Coding offense texts: A need in the criminal justice research space
Criminal justice data frequently includes hundreds, if not thousands of free-text offense descriptions for a particular charge. Many criminal research projects require organizing this offense text into a reasonable number of meaningful categories to support analyses. One common approach is to group the charges by the National Corrections Reporting Program (NCRP) categorization.
Typically, an analyst would match the offense text with the relevant categorization using a lookup table. However, there are significant limitations to this approach with crime charge data. The following example illustrates these limitations with offense texts relating to the NCRP charge category “Auto Theft”:
An analyst must be familiar with the abbreviations and acronyms in order to translate the offense text into something that is human-readable (e.g “poss” and “possess” are short for “possession”; “mv” stands for “motor vehicle”). Now that the offense text is understandable, a coder would need to know which NCRP charge category (e.g. “Auto Theft”) these offenses belong to, which requires an additional step of research.

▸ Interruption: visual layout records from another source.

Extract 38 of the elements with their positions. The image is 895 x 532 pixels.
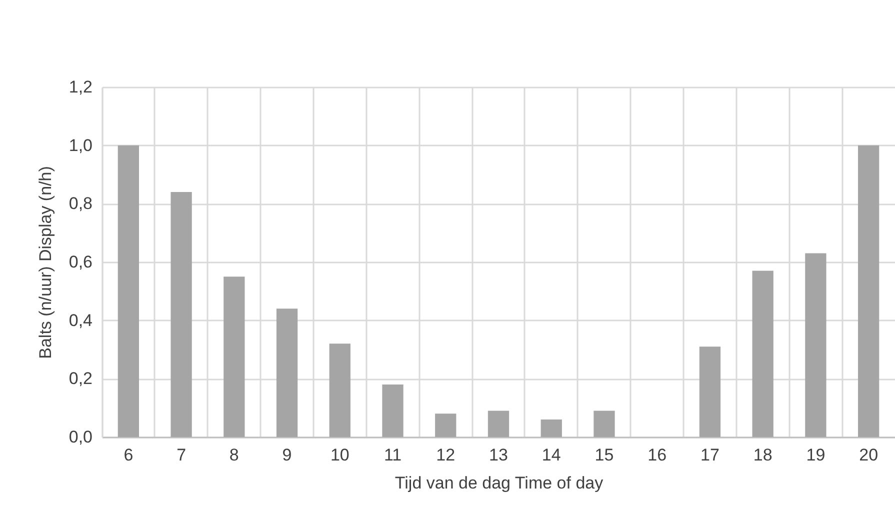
bar <box>858 145 880 437</box>
y-tick-label: 0,2 <box>68 369 92 388</box>
x-tick-label: 16 <box>648 446 667 464</box>
y-tick-label: 0,6 <box>68 252 92 272</box>
y-tick-label: 0,0 <box>68 428 92 446</box>
x-tick-label: 6 <box>124 446 134 464</box>
bar <box>752 270 774 437</box>
x-axis-title: Tijd van de dag Time of day <box>394 474 604 492</box>
y-tick-label: 1,2 <box>68 78 92 96</box>
y-tick-label: 0,8 <box>68 194 92 214</box>
bar <box>224 276 245 437</box>
x-tick-label: 13 <box>489 446 508 464</box>
bar <box>805 253 826 437</box>
bar <box>594 410 615 437</box>
x-tick-label: 14 <box>542 446 561 464</box>
bar <box>699 346 721 437</box>
y-tick-label: 0,4 <box>68 310 92 330</box>
bar <box>540 420 562 437</box>
x-tick-label: 8 <box>229 446 239 464</box>
x-tick-label: 12 <box>436 446 456 464</box>
x-tick-label: 17 <box>700 446 720 464</box>
x-tick-label: 11 <box>384 446 402 464</box>
x-tick-label: 15 <box>594 446 614 464</box>
bar <box>170 192 192 437</box>
bar <box>276 308 298 437</box>
bar <box>329 344 350 437</box>
x-tick-label: 9 <box>282 446 292 464</box>
x-tick-label: 19 <box>806 446 826 464</box>
y-axis-title: Balts (n/uur) Display (n/h) <box>36 166 55 359</box>
x-tick-label: 20 <box>859 446 878 464</box>
bar <box>435 414 456 437</box>
bar <box>488 410 510 437</box>
x-tick-label: 10 <box>330 446 350 464</box>
bar <box>382 384 404 437</box>
y-tick-label: 1,0 <box>68 136 92 155</box>
bar <box>118 145 140 437</box>
x-tick-label: 7 <box>176 446 186 464</box>
x-tick-label: 18 <box>753 446 772 464</box>
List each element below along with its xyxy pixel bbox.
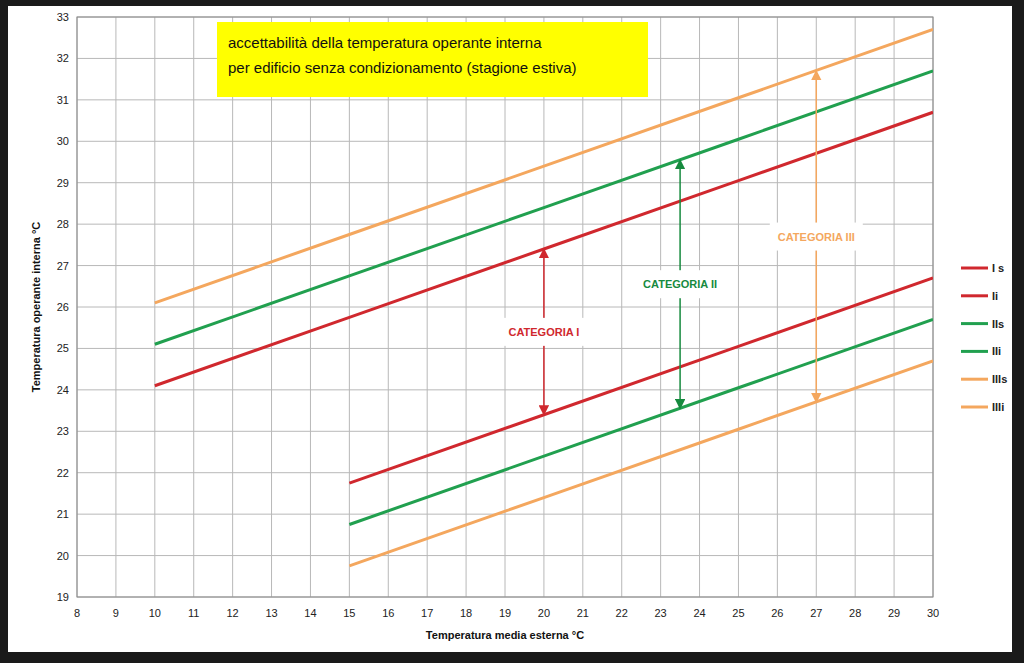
legend-swatch	[961, 294, 988, 297]
series-line	[349, 361, 933, 566]
y-tick-label: 33	[57, 11, 69, 23]
x-tick-label: 19	[499, 607, 511, 619]
x-tick-label: 13	[265, 607, 277, 619]
title: accettabilità della temperatura operante…	[228, 34, 542, 51]
annotation-label: CATEGORIA III	[778, 231, 855, 243]
x-tick-label: 23	[655, 607, 667, 619]
annotation-background	[635, 270, 725, 298]
y-grid-line	[77, 472, 933, 473]
y-tick-label: 20	[57, 550, 69, 562]
y-tick-label: 31	[57, 94, 69, 106]
legend-label: IIs	[992, 318, 1004, 330]
y-tick-label: 32	[57, 52, 69, 64]
x-tick-label: 30	[927, 607, 939, 619]
x-tick-label: 21	[577, 607, 589, 619]
series-group	[155, 29, 933, 566]
legend-swatch	[961, 350, 988, 353]
y-grid-line	[77, 265, 933, 266]
x-tick-label: 9	[113, 607, 119, 619]
x-tick-label: 14	[304, 607, 316, 619]
x-tick-label: 28	[849, 607, 861, 619]
y-axis-label: Temperatura operante interna °C	[30, 222, 42, 393]
legend-swatch	[961, 406, 988, 409]
background	[8, 6, 1012, 652]
x-tick-label: 16	[382, 607, 394, 619]
annotation-label: CATEGORIA II	[643, 278, 717, 290]
x-tick-label: 20	[538, 607, 550, 619]
annotation-background	[500, 318, 587, 346]
series-line	[349, 278, 933, 483]
legend-label: Ii	[992, 290, 998, 302]
plot-frame	[77, 17, 933, 597]
y-tick-label: 29	[57, 177, 69, 189]
x-tick-label: 24	[693, 607, 705, 619]
y-tick-label: 22	[57, 467, 69, 479]
annotation-background	[770, 223, 863, 251]
y-grid-line	[77, 431, 933, 432]
y-grid-line	[77, 307, 933, 308]
y-tick-label: 26	[57, 301, 69, 313]
x-axis-label: Temperatura media esterna °C	[426, 629, 584, 641]
annotation-label: CATEGORIA I	[508, 326, 579, 338]
y-grid-line	[77, 141, 933, 142]
chart: 8 9 10 11 12 13 14 15 16 17 18 19 20 21 22 23 24 25 26 27 28…	[0, 0, 1024, 663]
x-tick-label: 26	[771, 607, 783, 619]
y-tick-label: 27	[57, 260, 69, 272]
x-tick-label: 17	[421, 607, 433, 619]
y-tick-label: 19	[57, 591, 69, 603]
x-tick-label: 18	[460, 607, 472, 619]
x-tick-label: 11	[188, 607, 199, 619]
title-box	[217, 22, 648, 97]
y-grid-line	[77, 389, 933, 390]
x-grid-line	[543, 17, 544, 597]
y-tick-label: 24	[57, 384, 69, 396]
x-tick-label: 27	[810, 607, 822, 619]
y-grid-line	[77, 514, 933, 515]
y-tick-label: 30	[57, 135, 69, 147]
x-tick-label: 12	[227, 607, 239, 619]
y-grid-line	[77, 182, 933, 183]
legend-swatch	[961, 378, 988, 381]
subtitle: per edificio senza condizionamento (stag…	[228, 59, 577, 76]
legend-label: IIIs	[992, 373, 1007, 385]
y-grid-line	[77, 555, 933, 556]
y-tick-label: 21	[57, 508, 69, 520]
series-line	[349, 319, 933, 524]
legend-label: IIIi	[992, 401, 1004, 413]
y-tick-label: 23	[57, 425, 69, 437]
legend-label: IIi	[992, 345, 1001, 357]
legend: I s Ii IIs IIi IIIs IIIi	[961, 262, 1007, 413]
legend-label: I s	[992, 262, 1004, 274]
x-tick-label: 22	[616, 607, 628, 619]
y-grid-line	[77, 348, 933, 349]
x-tick-label: 8	[74, 607, 80, 619]
y-tick-label: 25	[57, 342, 69, 354]
y-grid-line	[77, 99, 933, 100]
legend-swatch	[961, 267, 988, 270]
grid	[77, 17, 933, 597]
legend-swatch	[961, 322, 988, 325]
x-tick-label: 29	[888, 607, 900, 619]
x-tick-label: 25	[732, 607, 744, 619]
x-grid-line	[816, 17, 817, 597]
x-tick-label: 15	[343, 607, 355, 619]
x-tick-label: 10	[149, 607, 161, 619]
y-tick-label: 28	[57, 218, 69, 230]
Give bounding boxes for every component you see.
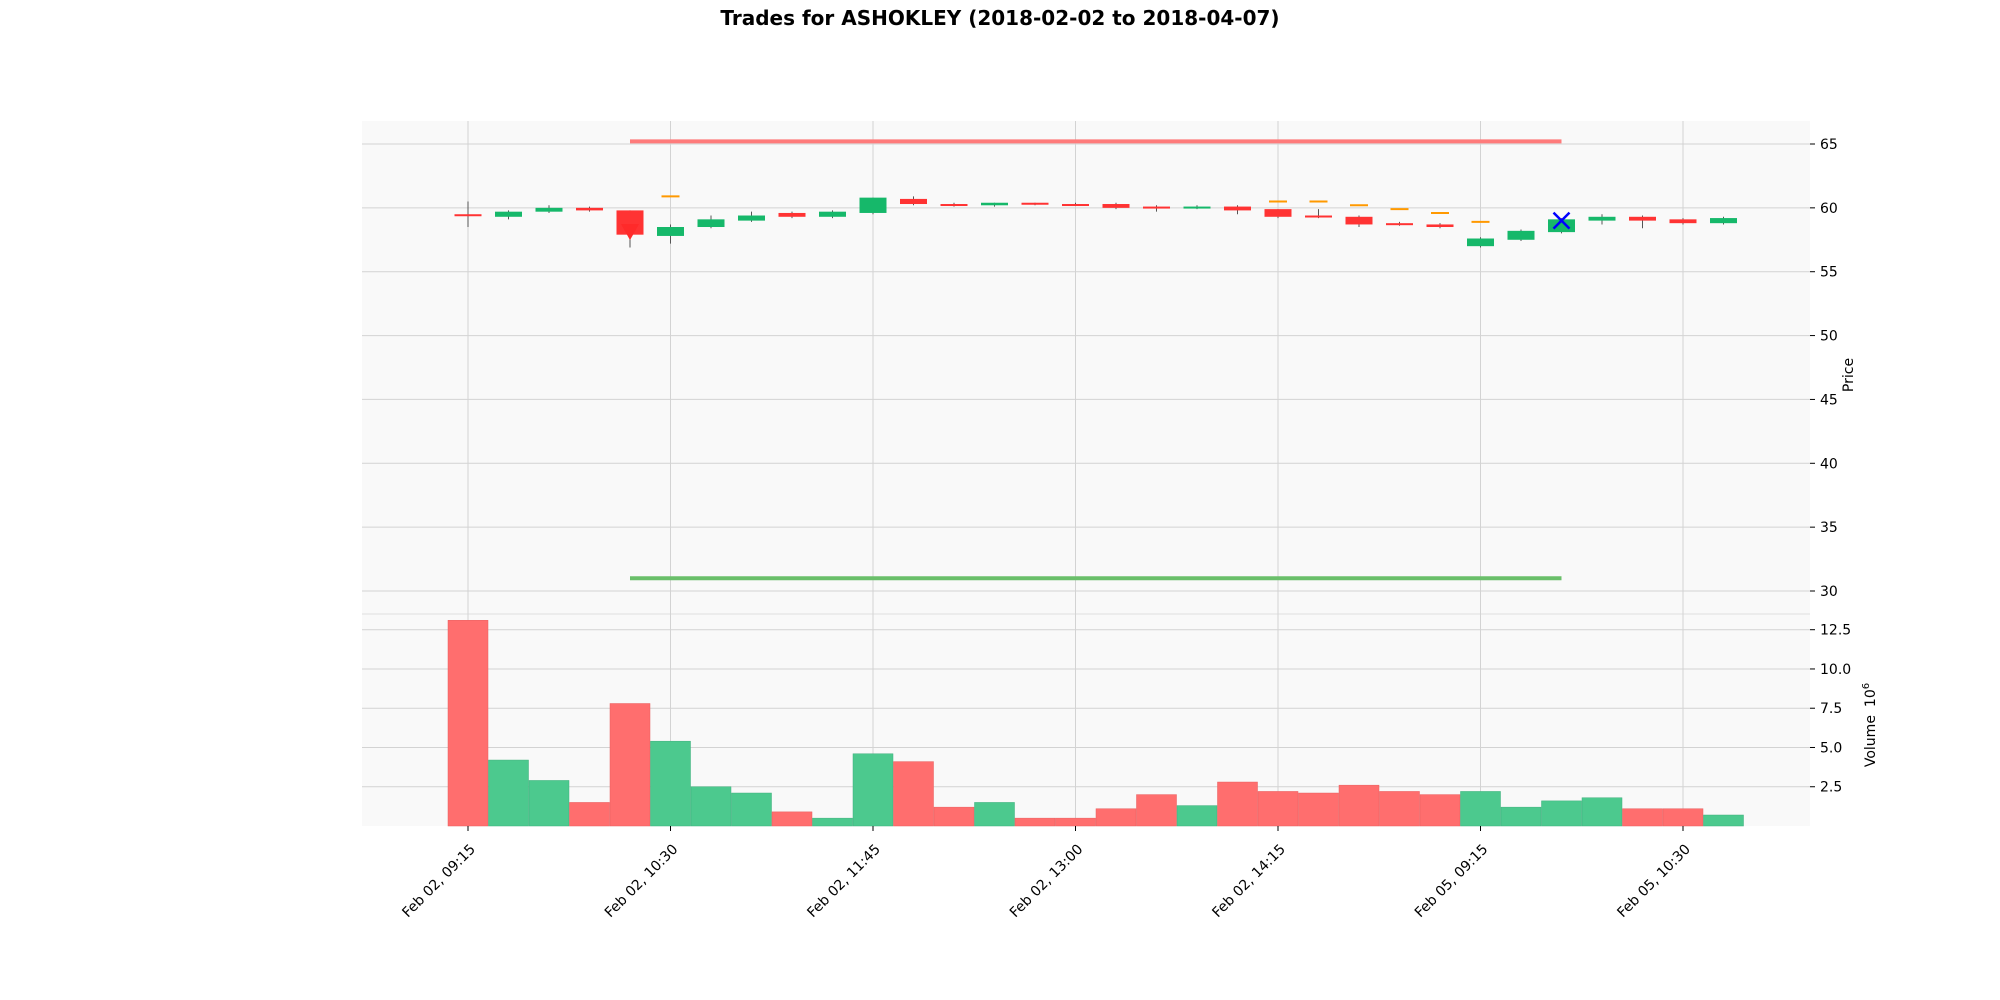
volume-bar <box>731 792 772 827</box>
exit-marker <box>1552 211 1571 230</box>
horizontal-lines <box>630 139 1562 581</box>
candle-body <box>1264 209 1292 217</box>
volume-bar <box>1055 817 1096 827</box>
price-tick-label: 40 <box>1820 456 1838 472</box>
candle-body <box>1224 206 1251 211</box>
volume-bar <box>1419 794 1461 827</box>
volume-tick-label: 2.5 <box>1820 780 1842 796</box>
candle-body <box>1386 223 1413 226</box>
volume-panel-background <box>362 614 1810 826</box>
volume-exponent-base: 10 <box>1863 689 1879 707</box>
volume-bar <box>933 806 975 827</box>
candle-body <box>1629 216 1656 221</box>
candle-body <box>535 207 563 212</box>
candle-body <box>738 215 765 221</box>
volume-tick-label: 7.5 <box>1820 701 1842 717</box>
price-tick-label: 55 <box>1820 265 1838 281</box>
volume-bar <box>1338 784 1380 827</box>
volume-bar <box>1622 808 1663 827</box>
volume-bar <box>488 759 529 827</box>
volume-bar <box>812 817 853 827</box>
volume-bar <box>1379 791 1420 827</box>
x-tick-label: Feb 02, 09:15 <box>399 842 478 921</box>
volume-bar <box>690 786 732 827</box>
x-tick-label: Feb 02, 10:30 <box>602 842 681 921</box>
price-tick-label: 30 <box>1820 584 1838 600</box>
x-tick-label: Feb 05, 10:30 <box>1614 842 1693 921</box>
volume-bar <box>1662 808 1704 827</box>
sell-marker <box>621 224 639 241</box>
volume-bar <box>650 740 691 827</box>
x-tick-label: Feb 02, 14:15 <box>1209 842 1288 921</box>
candle-body <box>576 207 603 211</box>
candle-body <box>819 211 846 217</box>
volume-tick-label: 10.0 <box>1820 662 1851 678</box>
volume-bar <box>1257 791 1299 827</box>
volume-bar <box>1703 814 1744 827</box>
volume-bar <box>1298 792 1339 827</box>
candle-body <box>454 214 482 217</box>
candle-body <box>900 198 927 205</box>
volume-bar <box>1541 800 1582 827</box>
volume-bar <box>447 620 489 827</box>
volume-tick-label: 5.0 <box>1820 740 1842 756</box>
candle-body <box>1102 204 1130 208</box>
volume-exponent-power: 6 <box>1861 683 1872 689</box>
trade-markers <box>621 211 1571 241</box>
volume-tick-label: 12.5 <box>1820 623 1851 639</box>
volume-bar <box>569 802 610 827</box>
volume-bar <box>974 802 1015 827</box>
x-tick-label: Feb 05, 09:15 <box>1412 842 1491 921</box>
volume-bar <box>609 703 651 827</box>
x-tick-label: Feb 02, 11:45 <box>804 842 883 921</box>
candle-body <box>1143 206 1170 209</box>
price-tick-label: 60 <box>1820 201 1838 217</box>
volume-bar <box>852 753 894 827</box>
candle-body <box>1588 216 1616 221</box>
orange-ticks <box>661 195 1490 223</box>
price-axis-label: Price <box>1841 358 1857 392</box>
candle-body <box>657 227 684 236</box>
candle-body <box>1062 204 1089 207</box>
volume-axis-label: Volume 106 <box>1861 683 1879 767</box>
candle-body <box>859 197 887 213</box>
candle-body <box>1305 215 1332 218</box>
chart-title: Trades for ASHOKLEY (2018-02-02 to 2018-… <box>720 6 1280 30</box>
candle-body <box>1183 206 1211 209</box>
price-panel-background <box>362 121 1810 614</box>
volume-bar <box>893 761 934 827</box>
candle-body <box>940 204 968 207</box>
volume-bar <box>1014 817 1056 827</box>
candle-body <box>697 219 725 228</box>
candle-body <box>1021 202 1049 205</box>
volume-bar <box>1217 781 1258 827</box>
candle-body <box>1710 218 1737 224</box>
price-tick-label: 35 <box>1820 520 1838 536</box>
volume-bar <box>1176 805 1218 827</box>
candle-body <box>778 212 806 217</box>
candle-body <box>1345 216 1373 225</box>
volume-bars <box>447 620 1744 827</box>
candle-body <box>495 211 522 217</box>
volume-bar <box>1500 806 1542 827</box>
candle-body <box>1669 219 1697 224</box>
price-tick-label: 65 <box>1820 137 1838 153</box>
price-tick-label: 50 <box>1820 329 1838 345</box>
volume-bar <box>1136 794 1177 827</box>
volume-label-text: Volume <box>1863 715 1879 767</box>
x-tick-label: Feb 02, 13:00 <box>1007 842 1086 921</box>
candle-body <box>1467 238 1494 247</box>
volume-bar <box>1581 797 1623 827</box>
candle-body <box>981 202 1008 206</box>
volume-bar <box>771 811 813 827</box>
volume-bar <box>1460 791 1501 827</box>
volume-bar <box>528 780 570 827</box>
grid-layer <box>362 121 1810 826</box>
candle-body <box>1426 224 1454 228</box>
candle-body <box>1507 230 1535 240</box>
volume-bar <box>1095 808 1137 827</box>
price-tick-label: 45 <box>1820 392 1838 408</box>
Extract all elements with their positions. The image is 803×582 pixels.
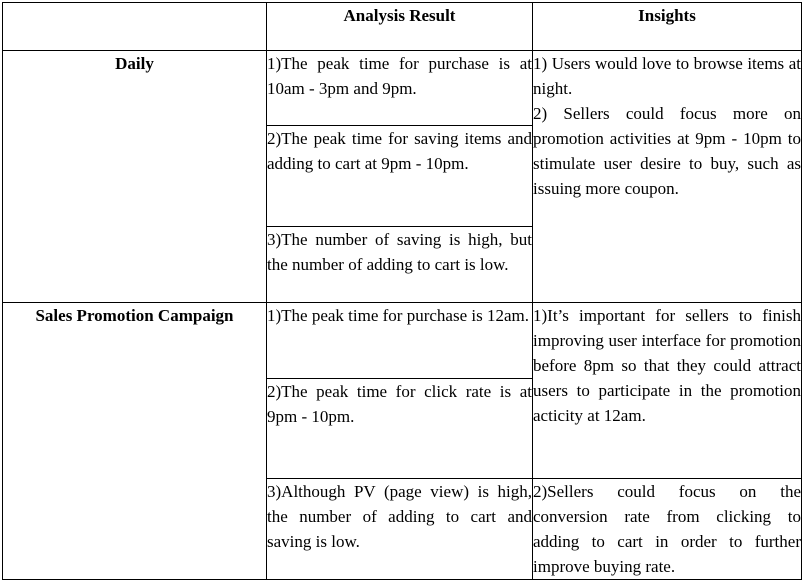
daily-result-3: 3)The number of saving is high, but the … [266, 226, 533, 303]
daily-insights-cell: 1) Users would love to browse items at n… [532, 50, 802, 303]
campaign-result-3: 3)Although PV (page view) is high, the n… [266, 478, 533, 580]
campaign-result-1: 1)The peak time for purchase is 12am. [266, 302, 533, 379]
campaign-insight-2-cell: 2)Sellers could focus on the conversion … [532, 478, 802, 580]
table-row: Daily 1)The peak time for purchase is at… [2, 50, 802, 303]
campaign-row-label: Sales Promotion Campaign [2, 302, 267, 580]
daily-insight-2: 2) Sellers could focus more on promotion… [533, 104, 801, 198]
table-row: Sales Promotion Campaign 1)The peak time… [2, 302, 802, 580]
daily-result-2: 2)The peak time for saving items and add… [266, 125, 533, 227]
table-row: 3)The number of saving is high, but the … [3, 226, 802, 303]
daily-insight-1: 1) Users would love to browse items at n… [533, 54, 801, 98]
campaign-insight-1-cell: 1)It’s important for sellers to finish i… [532, 302, 802, 479]
table-row: 3)Although PV (page view) is high, the n… [3, 478, 802, 580]
campaign-result-2: 2)The peak time for click rate is at 9pm… [266, 378, 533, 479]
daily-row-label: Daily [2, 50, 267, 303]
table-row: 2)The peak time for saving items and add… [3, 125, 802, 227]
campaign-insight-2: 2)Sellers could focus on the conversion … [533, 482, 801, 576]
header-row: Analysis Result Insights [2, 2, 802, 51]
insights-header: Insights [532, 2, 802, 51]
corner-header [2, 2, 267, 51]
campaign-insight-1: 1)It’s important for sellers to finish i… [533, 306, 801, 425]
analysis-result-header: Analysis Result [266, 2, 533, 51]
table-row: 2)The peak time for click rate is at 9pm… [3, 378, 802, 479]
daily-result-1: 1)The peak time for purchase is at 10am … [266, 50, 533, 126]
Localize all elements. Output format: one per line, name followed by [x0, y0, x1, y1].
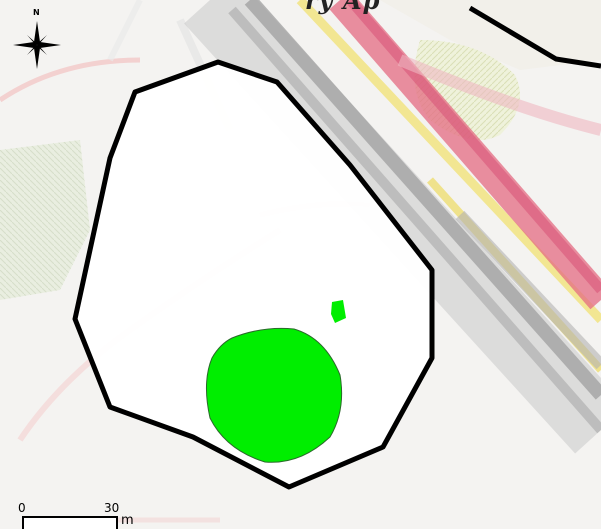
- green-area-large[interactable]: [206, 327, 343, 463]
- road-grey-c: [455, 210, 601, 370]
- scale-start-label: 0: [18, 501, 26, 515]
- minor-road-6: [107, 0, 143, 62]
- road-grey-a: [244, 0, 601, 400]
- scale-unit-label: m: [121, 513, 134, 528]
- study-area-boundary[interactable]: [72, 59, 435, 490]
- landuse-area-left: [0, 140, 90, 300]
- road-red-inner: [346, 0, 601, 294]
- scale-bar-graphic: [22, 516, 118, 529]
- road-pink-branch: [397, 54, 601, 136]
- study-area-fill: [75, 62, 432, 487]
- green-area-small[interactable]: [331, 300, 346, 323]
- boundary-line-top-right: [468, 5, 601, 69]
- map-title-partial: ry Ap: [305, 0, 381, 15]
- north-label: N: [33, 8, 40, 17]
- road-yellow-a: [296, 0, 601, 324]
- compass-star-icon: [13, 21, 61, 69]
- scale-end-label: 30: [104, 501, 120, 515]
- minor-road-1: [0, 57, 141, 103]
- road-red-main: [329, 0, 601, 310]
- road-grey-b: [228, 6, 601, 434]
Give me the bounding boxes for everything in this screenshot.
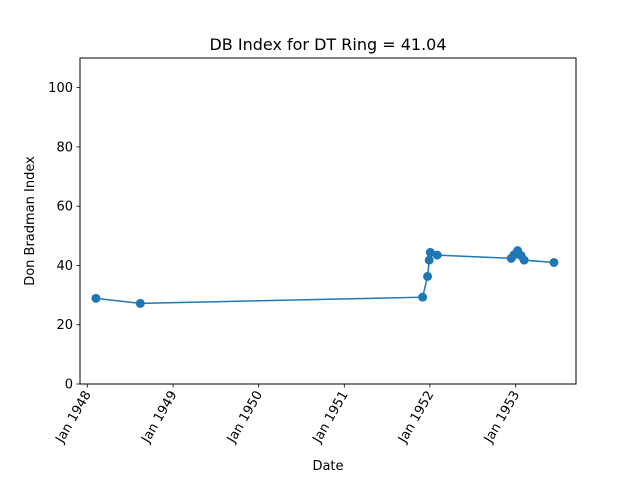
y-tick-label: 60 — [56, 200, 73, 215]
y-tick-label: 40 — [56, 259, 73, 274]
y-axis: 0 20 40 60 80 100 — [48, 81, 80, 393]
data-point — [519, 255, 529, 265]
chart-title: DB Index for DT Ring = 41.04 — [209, 35, 446, 54]
data-point — [425, 247, 435, 257]
y-tick-label: 20 — [56, 318, 73, 333]
plot-area — [79, 57, 577, 385]
y-axis-label: Don Bradman Index — [23, 156, 38, 286]
data-point — [423, 271, 433, 281]
data-point — [91, 293, 101, 303]
plot-frame — [79, 57, 577, 385]
y-tick-label: 100 — [48, 81, 73, 96]
data-point — [135, 298, 145, 308]
data-point — [418, 292, 428, 302]
y-tick-label: 80 — [56, 140, 73, 155]
series-layer — [91, 246, 559, 308]
x-axis-label: Date — [312, 459, 343, 474]
data-point — [432, 250, 442, 260]
data-point — [424, 255, 434, 265]
y-tick-label: 0 — [65, 378, 73, 393]
data-point — [549, 257, 559, 267]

Now imagine needing to be familiar with other common abbreviations, and even common misspellings, outside of the “Auto Theft” charge category. Additionally, there are cases where an abbreviation may have multiple meanings that may result in different charge categories applied to the same offense code within a research project.
Manually coding large datasets with a complex coding scheme can take days to weeks, depending on the number of records. Beyond the time involved, a manual process is subject to several sources of error: two analysts might code the same offense text differently or the same analyst might inconsistently apply codes. Adding extra time for quality control is a necessity. According to Debbie Dawes, Program Director of Court Systems Research at RTI, “Manually coding datasets is a major and common challenge on multiple criminal research projects.”
An easy-to-use coding tool that anyone can access
To meet this unique research need, RTI has developed the Rapid Offense Text Autocoder (ROTA) tool, an open-source machine learning model accessible in a web application allowing for the bulk upload and conversion of offense text into charge categories.
Let’s revisit our “Auto Theft” example above to see how the autocoder tool works in action.
1. The researcher goes to the ROTA web application and uploads their file to the Bulk Coder.
2. The web application automatically suggests a text column which may contain the offense text for coding into charge category.
3. Once the correct column is selected, the researcher receives NCRP charge category predictions for each line in the offense text field and may download the CSV to further support their research.
This process takes what was an arduous, days- or weeks-long data preparation task and returns predicted charge categories in a matter of seconds.
Behind the scenes: A fusion of machine learning and open-source at work
ROTA implements what is known in the Natural Language Processing (NLP) domain as a Transformer model. Transformer models provide a number of benefits over classic machine learning methods, chiefly high classification accuracy without substantial data present.
Transformer models derive much of their benefit from a concept called transfer learning, which is named such because these models can transfer general knowledge to our specific use case. For ROTA, this means that we’re able to take advantage of any general language information contained in a language model as well as any specific criminal justice text that was included within the original training data and build on it, rather than start that process from scratch.
The model used in ROTA is trained on a publicly available national lookup table combined with other hand-labeled offense text datasets. It yields an overall accuracy of 93% when predicting across 84 unique NCRP charge categories. The power of transfer learning is evident when evaluating performance on categories for which we have very little data – for example, the “Trafficking – Heroin” category has roughly 100 training observations, but on average ROTA is able to correctly classify 90% of the total number of examples in this category.
The model also outputs a confidence score for each assignment, which a researcher could use to identify which coded texts might need additional review, and which texts can be automatically coded with less concern. For example, if only predictions where the confidence score is above 95 are automated, this covers 93% of the data we used, and the model is 97% accurate on these texts.
For charge category-specific performance, see our open-source model repository for the latest trained model embedded in the web application and its performance statistics. RTI decided to open-source our model to provide transparency regarding the model performance and to enable researchers to continue model development for their similar data and/or tasks. For example, they can continue training the model or fine-tune model weights.
ROTA utilizes additional open-source technology in the form of the streamlit library and hosting services to bring the tool to a web interface. Streamlit enabled our developers to quickly and easily stand up a web application to make the model predictions accessible in a way that is just as quick and easy for researchers in the field to use.
Utilizing NCRP charge categories is only one method of training the ROTA tool to make predictions. Future iterations of ROTA may include additional categorization schemes for offense texts.